The central issue was this: Could member landowners within a water district that was a party to a contract, sue the BOR on their own if the water district decided not to bring suit? This could happen if some of the members of the water district had received all of their expected water and had no reason to file suit. The U.S. Supreme Court resolved the matter in favor of the United States, stating that only the water district itself, and not the individual water users, had standing to sue.

No major river in the United States spawns more expensive, time-consuming litigation than the Colorado River. Fortunately, the news of late has been encouraging due to two key settlements reached by some of the states along the river and the DOI. The case of the Imperial Irrigation District v. United States arose over California’s excessive use of Colorado River water. This 2003 settlement resulted in an agreement that allows California to honor the promise it made in 1929 to live within its basic allocation of 4.4 million acre feet of water, instead of the 5.2 million acre feet it was consuming. The agreement also acknowledged the Interior Secretary’s role as watermaster.

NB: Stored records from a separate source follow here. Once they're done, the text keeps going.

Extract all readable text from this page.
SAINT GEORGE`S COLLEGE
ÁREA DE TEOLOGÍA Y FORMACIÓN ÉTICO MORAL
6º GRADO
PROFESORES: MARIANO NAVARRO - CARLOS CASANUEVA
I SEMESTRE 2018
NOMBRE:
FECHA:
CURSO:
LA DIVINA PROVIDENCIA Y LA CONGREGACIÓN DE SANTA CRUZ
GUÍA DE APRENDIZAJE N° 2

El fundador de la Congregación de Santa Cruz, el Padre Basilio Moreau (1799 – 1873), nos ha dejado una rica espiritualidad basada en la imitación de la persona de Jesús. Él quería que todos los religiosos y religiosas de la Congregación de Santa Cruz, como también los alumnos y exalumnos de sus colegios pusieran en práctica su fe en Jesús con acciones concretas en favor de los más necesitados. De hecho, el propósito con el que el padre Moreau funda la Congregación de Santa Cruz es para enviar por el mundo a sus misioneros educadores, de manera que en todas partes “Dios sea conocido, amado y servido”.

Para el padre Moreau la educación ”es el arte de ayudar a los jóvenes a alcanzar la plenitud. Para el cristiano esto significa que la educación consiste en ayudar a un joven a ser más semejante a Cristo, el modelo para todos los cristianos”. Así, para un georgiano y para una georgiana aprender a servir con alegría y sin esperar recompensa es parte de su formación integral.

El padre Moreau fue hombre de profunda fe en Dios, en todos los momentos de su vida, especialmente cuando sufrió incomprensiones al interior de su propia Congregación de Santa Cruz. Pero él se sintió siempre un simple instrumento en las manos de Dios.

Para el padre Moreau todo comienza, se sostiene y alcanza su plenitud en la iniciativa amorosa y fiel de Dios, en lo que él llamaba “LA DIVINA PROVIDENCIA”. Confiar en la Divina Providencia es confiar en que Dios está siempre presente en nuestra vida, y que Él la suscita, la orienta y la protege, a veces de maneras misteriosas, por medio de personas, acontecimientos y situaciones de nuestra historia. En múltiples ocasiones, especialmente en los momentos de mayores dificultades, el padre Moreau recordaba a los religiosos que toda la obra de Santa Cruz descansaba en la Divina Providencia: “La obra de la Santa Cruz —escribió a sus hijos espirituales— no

A second beneficial settlement was filed with the U.S. Supreme Court in February 2005 in the case of Arizona v. California. When this suit was filed in 1952, it stood as the oldest original action jurisdiction case before the Court. Parties included California water districts, the states of California and Arizona, Indian tribes, and the United States. The California side of the settlement approves transfer of water from the Metropolitan Water District to the Quechan Tribe in settlement of the Tribe’s and the United States’ reserved water rights claims. The Arizona side of the settlement calls for the additional transfer of water from Arizona to the Quechan Tribe in settlement of similar claims.
These settlements are representative of the positive results that can be accomplished outside the courtroom by skilled negotiators acting on behalf of the Executive Branch of government. The Legislative Branch can also resolve water disputes through acts of Congress. However, when Congress intervenes, the price tag to the American taxpayer is usually quite substantial. With scarce water resources now occurring all over the United States, and ever-increasing populations that place demands on those limited resources, the Judicial Branch will remain the focal point of conflict…and the wellspring of water lawsuits continues!
About the author
Tom Sansonetti served as the Solicitor at the U.S. Department of the Interior from 1990–1993 and as the Assistant Attorney General for Environment and Natural Resources at the U.S. Department of Justice from 2001–2005. He recently returned to Wyoming to practice law with the firm of Holland & Hart LLP in Cheyenne, Wyoming.